We've got an article up on the World Marathon Majors increasing their commitment to clean sport by putting more money towards out-of-competition doping tests and anti-doping investigations via the Athletics Integrity Unit.
Kudos to the WMM for doing this as one thing that came up yesterday on the press conference call discussing this new initiative is that most races don't have to contribute anything to out-of-competition testing. The IAAF only requires them to fun in-competition testing where only idiots get caught doping.
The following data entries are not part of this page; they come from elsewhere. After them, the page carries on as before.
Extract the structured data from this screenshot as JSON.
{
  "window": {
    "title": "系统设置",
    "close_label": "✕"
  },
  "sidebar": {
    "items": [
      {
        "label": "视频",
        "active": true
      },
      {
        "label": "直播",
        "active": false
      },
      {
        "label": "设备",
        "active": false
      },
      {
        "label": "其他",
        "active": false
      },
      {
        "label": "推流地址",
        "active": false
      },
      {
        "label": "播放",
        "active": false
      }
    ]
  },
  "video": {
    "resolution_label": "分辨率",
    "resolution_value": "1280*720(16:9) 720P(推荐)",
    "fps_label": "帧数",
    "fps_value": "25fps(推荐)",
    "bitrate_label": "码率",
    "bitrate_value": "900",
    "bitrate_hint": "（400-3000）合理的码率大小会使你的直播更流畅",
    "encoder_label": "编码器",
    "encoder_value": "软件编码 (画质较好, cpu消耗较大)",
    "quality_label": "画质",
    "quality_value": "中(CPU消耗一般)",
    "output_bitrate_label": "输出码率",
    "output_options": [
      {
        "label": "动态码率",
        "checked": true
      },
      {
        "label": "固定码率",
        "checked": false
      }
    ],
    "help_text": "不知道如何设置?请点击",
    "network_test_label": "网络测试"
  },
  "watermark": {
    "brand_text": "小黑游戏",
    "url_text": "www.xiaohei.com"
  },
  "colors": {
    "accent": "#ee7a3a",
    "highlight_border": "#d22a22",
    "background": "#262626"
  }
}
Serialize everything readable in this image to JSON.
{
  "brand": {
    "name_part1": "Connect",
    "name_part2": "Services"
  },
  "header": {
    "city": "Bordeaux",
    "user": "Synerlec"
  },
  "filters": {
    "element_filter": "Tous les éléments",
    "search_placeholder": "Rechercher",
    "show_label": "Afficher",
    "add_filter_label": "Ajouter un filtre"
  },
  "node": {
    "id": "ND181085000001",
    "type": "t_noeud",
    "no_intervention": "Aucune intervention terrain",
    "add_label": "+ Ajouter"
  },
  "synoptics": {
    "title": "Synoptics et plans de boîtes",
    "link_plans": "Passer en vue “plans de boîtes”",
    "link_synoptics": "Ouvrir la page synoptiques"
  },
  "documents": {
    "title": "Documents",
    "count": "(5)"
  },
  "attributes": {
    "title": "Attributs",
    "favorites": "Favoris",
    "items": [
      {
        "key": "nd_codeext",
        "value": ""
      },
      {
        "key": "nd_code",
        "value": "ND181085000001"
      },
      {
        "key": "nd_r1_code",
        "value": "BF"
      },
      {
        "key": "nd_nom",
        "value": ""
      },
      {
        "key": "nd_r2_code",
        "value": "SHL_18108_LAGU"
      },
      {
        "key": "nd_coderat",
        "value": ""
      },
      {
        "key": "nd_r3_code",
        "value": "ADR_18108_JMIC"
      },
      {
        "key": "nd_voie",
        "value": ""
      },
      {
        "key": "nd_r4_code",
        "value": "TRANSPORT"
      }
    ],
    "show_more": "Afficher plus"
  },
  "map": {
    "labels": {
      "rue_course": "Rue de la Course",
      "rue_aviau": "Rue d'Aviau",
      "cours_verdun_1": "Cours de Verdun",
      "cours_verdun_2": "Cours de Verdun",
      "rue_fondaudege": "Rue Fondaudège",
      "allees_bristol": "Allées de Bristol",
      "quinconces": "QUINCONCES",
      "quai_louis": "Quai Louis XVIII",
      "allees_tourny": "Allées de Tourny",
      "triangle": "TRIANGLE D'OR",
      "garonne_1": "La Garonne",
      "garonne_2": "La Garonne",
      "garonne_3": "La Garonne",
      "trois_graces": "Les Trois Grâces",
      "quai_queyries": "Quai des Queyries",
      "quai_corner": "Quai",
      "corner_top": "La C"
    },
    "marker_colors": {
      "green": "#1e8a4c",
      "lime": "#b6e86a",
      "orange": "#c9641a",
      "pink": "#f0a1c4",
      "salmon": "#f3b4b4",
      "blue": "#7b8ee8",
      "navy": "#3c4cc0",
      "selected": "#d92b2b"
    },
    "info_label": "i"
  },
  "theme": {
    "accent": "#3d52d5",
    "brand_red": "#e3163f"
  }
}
One questions I had on the call was whether the WMM had ever thought about requiring agents to pay back dirty money they earn. So for example Rita Jeptoo won the 2014 Boston Marathon in record time. She presumably got paid her winning paycheck and bonusses. (Without doing too much research I think she won $175,000 in Boston in 2014 for winning and setting the CR. She also was defending champion from the year before so she would have had a nice appearance fee in 2014 so we're close to $300,000. Let's just say she earned $300k from Boston in 2014 where she was CONVICTED of doping). She was found to have been a doper for this race in the fall of 2014.
In theory she's supposed to forfeit that money and pay it back. Well that's not going to happen and since she's outside of the US they're not going to get it back from her. However the WMM races continue to work with her agent Federico Rosa. Say he gets 20% of what she makes (not sure if he'd get a cut of her prize money but it is possible). 20% of $300,000 is $60,000 . That doesn't even count his cut of the earnings from years when she won and wasn't a doper or the cut of her Nike money he gets.
What if the races said to the agents who they negotiate with constantly on all the appearance fees, if one of your athletes is convicted of doping you'll pay back 20% of all the money they won at our race. That easily could be done via contract right?
I asked the WMM this yesterday. I initially didn't put the response of Tom Grilk, the head of the BAA, in the article but I just added it after Steve asked about the response. Grilk said in response, "We as individual events can't be the arbiters of whether say an agent or a trainer has behaved improperly, we simply don't have that information. And that's what the AIU can bring us."
But the WMM wouldn't need to prove the agents were involved with the doping to ask for the dirty money back. They agents took a cut of money earned fraudulently. Couldn't the WMM's easily just make the agents sign a contract saying, "you'll pay us 20% of any money your athletes earns that is from doping that they don't pay back." Wouldn't that be legal? What's wrong with putting that in a private contract?
I'd like them to go even a step further and say "And you pay back 20% of any money they earned at ANY WMM race (even if it was prior to race where they tested positive)." Some might say that is a bit punitive but that is the point and these are private contracts. Why couldn't this be done?